La oración es el corazón de la vida de la Comunidad de Sant’Egidio, su primera “obra”. Cuando termina el día todas las Comunidades, tanto si son grandes como si son pequeñas, se reúnen alrededor del Señor para escuchar su Palabra y dirigirse a Él en su invocación. Los discípulos no pueden sino estar a los pies de Jesús, como María de Betania, para elegir la “mejor parte” (Lc 10,42) y aprender de Él sus mismos sentimientos (cfr. Flp 2,5).

Siempre que la Comunidad vuelve al Señor, hace suya la súplica del discípulo anónimo: “¡Señor, enséñanos a orar” (Lc 11,1). Y Jesús, maestro de oración, continúa contestando: “Cuando oréis, decid: Abbá, Padre”.

Cuando oramos, aunque lo hagamos dentro de nuestro corazón, nunca estamos aislados ni somos huérfanos, porque somos en todo momento miembros de la familia del Señor. En la oración común se ve claramente, además del misterio de la filiación, el de la fraternidad.

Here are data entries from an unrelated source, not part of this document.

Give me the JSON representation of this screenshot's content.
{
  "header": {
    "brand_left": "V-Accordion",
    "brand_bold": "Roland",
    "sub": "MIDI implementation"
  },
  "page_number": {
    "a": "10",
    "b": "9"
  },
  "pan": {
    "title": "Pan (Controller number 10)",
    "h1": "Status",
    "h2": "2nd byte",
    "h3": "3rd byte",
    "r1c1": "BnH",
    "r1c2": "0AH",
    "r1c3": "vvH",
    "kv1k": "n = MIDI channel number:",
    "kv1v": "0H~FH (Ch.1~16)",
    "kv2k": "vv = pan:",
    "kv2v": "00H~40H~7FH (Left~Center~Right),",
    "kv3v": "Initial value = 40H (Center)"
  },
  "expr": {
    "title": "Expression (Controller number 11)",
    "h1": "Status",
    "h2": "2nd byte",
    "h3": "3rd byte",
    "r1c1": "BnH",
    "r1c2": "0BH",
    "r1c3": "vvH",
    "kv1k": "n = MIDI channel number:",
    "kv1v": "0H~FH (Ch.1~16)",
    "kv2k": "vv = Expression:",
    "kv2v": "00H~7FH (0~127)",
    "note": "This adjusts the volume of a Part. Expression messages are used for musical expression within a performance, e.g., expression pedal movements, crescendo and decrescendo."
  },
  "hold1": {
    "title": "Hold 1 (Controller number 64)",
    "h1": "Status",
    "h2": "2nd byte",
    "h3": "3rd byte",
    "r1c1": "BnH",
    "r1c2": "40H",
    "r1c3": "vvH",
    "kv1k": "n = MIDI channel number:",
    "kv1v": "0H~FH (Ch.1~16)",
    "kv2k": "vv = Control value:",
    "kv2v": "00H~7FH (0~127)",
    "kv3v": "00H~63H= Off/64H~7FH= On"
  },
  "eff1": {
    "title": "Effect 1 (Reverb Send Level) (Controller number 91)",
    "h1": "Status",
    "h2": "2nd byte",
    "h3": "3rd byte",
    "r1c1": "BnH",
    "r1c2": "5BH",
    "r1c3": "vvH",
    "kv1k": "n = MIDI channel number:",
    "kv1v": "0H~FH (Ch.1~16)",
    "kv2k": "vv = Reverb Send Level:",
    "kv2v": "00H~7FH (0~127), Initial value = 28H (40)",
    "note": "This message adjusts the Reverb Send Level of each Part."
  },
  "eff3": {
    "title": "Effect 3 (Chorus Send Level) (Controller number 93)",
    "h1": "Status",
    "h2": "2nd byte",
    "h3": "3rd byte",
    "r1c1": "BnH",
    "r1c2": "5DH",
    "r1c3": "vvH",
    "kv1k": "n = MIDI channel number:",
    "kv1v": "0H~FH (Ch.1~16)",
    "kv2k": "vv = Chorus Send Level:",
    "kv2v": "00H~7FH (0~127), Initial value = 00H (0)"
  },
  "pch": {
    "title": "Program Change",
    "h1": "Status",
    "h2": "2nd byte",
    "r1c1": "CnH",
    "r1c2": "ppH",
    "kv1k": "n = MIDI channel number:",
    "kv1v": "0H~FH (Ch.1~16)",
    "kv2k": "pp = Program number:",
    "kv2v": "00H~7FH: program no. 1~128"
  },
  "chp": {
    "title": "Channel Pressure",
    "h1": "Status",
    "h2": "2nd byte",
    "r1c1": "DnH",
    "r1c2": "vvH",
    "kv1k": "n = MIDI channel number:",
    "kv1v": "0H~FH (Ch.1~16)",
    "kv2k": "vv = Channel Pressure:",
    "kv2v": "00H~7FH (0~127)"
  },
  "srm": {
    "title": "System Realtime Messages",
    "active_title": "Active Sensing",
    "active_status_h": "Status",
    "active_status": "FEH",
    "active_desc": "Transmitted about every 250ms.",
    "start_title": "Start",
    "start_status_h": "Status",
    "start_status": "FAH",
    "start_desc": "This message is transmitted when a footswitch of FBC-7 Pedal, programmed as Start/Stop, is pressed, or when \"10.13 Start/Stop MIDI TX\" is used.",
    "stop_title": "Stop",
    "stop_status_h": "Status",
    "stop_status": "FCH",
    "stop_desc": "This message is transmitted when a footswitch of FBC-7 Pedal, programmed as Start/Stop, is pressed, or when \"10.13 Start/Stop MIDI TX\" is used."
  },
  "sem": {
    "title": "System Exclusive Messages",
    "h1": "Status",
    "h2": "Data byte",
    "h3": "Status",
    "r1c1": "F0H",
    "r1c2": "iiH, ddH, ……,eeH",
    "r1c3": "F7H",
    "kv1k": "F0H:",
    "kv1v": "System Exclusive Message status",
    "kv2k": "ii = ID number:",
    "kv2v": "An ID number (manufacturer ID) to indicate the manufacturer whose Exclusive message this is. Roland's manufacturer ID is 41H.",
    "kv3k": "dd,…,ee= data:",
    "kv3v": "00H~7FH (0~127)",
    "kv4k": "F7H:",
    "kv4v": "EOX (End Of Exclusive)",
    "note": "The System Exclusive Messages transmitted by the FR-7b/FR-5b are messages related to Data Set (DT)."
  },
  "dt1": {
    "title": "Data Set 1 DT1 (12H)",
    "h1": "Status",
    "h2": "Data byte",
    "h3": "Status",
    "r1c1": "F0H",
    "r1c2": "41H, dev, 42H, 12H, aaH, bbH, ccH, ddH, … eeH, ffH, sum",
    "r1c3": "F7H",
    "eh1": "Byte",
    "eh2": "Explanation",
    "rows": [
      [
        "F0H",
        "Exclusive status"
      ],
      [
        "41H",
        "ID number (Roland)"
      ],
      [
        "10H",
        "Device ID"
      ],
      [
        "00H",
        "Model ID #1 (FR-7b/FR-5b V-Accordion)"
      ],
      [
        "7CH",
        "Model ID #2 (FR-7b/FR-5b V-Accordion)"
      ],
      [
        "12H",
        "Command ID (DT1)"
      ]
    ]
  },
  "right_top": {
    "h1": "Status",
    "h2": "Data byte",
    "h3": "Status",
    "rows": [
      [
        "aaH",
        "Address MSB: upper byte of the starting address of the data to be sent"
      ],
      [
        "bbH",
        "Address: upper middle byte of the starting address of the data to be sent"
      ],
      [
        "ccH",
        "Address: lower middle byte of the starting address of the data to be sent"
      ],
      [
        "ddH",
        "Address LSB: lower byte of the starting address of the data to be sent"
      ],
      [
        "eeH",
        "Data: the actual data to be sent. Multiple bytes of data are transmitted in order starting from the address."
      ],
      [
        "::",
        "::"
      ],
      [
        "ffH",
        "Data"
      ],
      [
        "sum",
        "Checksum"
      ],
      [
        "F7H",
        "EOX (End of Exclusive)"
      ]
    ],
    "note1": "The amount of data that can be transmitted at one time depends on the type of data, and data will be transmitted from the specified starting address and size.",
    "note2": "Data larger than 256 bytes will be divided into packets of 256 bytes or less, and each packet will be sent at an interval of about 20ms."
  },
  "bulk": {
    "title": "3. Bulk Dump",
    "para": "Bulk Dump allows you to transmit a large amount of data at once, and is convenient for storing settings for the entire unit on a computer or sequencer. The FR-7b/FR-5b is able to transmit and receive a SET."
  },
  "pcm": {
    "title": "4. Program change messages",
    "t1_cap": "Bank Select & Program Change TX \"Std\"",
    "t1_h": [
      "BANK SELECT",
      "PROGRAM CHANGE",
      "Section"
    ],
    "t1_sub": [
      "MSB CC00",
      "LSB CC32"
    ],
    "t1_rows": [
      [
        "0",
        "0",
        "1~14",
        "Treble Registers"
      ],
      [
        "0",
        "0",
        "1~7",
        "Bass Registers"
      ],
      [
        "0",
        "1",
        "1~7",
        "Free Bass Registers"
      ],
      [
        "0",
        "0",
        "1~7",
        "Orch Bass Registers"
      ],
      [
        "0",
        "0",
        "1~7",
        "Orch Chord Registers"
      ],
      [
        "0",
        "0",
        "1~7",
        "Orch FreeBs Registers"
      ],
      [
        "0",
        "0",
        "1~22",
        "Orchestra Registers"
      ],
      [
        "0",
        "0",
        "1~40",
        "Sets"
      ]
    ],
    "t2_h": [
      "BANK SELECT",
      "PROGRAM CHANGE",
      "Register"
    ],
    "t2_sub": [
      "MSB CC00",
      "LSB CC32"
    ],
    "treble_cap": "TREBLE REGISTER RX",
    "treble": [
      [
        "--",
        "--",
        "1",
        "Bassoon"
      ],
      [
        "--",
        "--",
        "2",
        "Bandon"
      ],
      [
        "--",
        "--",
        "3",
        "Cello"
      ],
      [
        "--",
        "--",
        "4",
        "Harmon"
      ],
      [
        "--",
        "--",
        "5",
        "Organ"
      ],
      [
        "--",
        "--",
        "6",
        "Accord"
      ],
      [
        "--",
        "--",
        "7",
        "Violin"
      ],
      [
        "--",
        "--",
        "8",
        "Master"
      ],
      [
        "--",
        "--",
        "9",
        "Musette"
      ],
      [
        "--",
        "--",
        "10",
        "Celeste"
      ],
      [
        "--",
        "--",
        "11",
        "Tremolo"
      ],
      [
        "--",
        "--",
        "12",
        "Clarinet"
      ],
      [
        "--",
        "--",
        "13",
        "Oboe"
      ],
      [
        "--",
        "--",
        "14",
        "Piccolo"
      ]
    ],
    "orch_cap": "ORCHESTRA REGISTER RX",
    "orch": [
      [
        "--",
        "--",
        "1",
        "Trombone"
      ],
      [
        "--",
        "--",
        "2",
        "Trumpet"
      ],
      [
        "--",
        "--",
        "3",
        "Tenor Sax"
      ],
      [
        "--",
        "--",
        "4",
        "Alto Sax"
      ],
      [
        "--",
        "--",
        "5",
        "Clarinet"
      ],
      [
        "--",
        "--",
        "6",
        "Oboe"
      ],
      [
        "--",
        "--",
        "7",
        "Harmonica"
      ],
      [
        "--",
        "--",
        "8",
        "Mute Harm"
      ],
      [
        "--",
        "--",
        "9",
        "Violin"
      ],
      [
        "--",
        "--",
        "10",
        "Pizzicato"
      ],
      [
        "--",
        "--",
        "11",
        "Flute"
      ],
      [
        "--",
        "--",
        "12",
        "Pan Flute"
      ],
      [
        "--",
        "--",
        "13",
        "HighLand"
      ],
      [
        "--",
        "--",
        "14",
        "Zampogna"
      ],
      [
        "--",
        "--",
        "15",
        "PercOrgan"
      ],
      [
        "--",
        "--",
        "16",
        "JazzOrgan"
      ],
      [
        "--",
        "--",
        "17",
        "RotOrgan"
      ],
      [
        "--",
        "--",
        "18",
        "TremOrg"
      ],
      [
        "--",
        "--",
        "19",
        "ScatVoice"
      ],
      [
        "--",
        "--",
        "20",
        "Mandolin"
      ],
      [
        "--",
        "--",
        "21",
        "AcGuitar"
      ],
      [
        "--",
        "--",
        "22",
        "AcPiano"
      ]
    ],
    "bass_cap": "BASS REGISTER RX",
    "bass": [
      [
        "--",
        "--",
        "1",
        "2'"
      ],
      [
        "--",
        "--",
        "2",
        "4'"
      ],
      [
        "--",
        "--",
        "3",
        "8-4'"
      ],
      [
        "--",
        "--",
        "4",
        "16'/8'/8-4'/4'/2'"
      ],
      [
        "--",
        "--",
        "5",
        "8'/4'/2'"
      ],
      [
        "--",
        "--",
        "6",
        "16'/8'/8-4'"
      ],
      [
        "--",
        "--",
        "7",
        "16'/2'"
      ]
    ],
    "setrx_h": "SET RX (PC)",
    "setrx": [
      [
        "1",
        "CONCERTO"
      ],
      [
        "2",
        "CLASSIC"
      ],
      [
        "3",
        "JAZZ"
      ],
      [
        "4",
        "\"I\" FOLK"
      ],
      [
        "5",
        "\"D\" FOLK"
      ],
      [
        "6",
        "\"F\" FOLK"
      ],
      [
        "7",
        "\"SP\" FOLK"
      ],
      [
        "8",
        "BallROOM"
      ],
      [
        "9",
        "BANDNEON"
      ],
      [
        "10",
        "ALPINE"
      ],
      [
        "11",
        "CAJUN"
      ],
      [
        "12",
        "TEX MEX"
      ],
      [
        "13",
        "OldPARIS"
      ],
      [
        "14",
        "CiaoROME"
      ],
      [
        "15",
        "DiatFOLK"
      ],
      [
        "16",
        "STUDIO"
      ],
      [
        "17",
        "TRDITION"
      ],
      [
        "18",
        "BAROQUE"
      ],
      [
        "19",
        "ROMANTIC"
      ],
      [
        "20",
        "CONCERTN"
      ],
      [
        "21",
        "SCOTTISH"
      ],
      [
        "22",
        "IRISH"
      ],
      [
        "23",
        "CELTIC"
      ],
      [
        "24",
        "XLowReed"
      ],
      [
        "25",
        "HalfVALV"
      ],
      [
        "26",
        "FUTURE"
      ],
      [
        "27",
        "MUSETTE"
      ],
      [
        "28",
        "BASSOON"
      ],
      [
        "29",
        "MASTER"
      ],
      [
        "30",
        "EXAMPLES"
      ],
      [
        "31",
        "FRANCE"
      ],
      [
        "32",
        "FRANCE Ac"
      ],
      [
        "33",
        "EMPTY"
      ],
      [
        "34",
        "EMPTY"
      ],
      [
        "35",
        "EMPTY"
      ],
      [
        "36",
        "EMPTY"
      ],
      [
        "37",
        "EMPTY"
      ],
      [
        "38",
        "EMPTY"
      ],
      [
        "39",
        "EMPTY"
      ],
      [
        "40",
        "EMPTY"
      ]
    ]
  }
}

Las Comunidades de Sant'Egidio que hay por el mundo se reúnen en los distintos lugares que destinan a la oración y presentan al Señor las esperanzas y los dolores de los hombres y mujeres “vejados y abatidos” de los que habla el Evangelio (Mt 9,37). En aquella gente de entonces se incluyen los habitantes de las ciudades contemporáneas, los pobres que son marginados de la vida, todos aquellos que esperan que alguien les contrate (cfr. Mt 20).

La oración común recoge el grito, la aspiración, el deseo de paz, de curación, de sentido de la vida y de salvación que hay en los hombres y las mujeres de este mundo. La oración nunca es vacía. Sube incesante al Señor para que el llanto se transforme en alegría, la desesperación en felicidad, la angustia en esperanza y la soledad en comunión. Y para que el Reino de Dios llegue pronto a los hombres.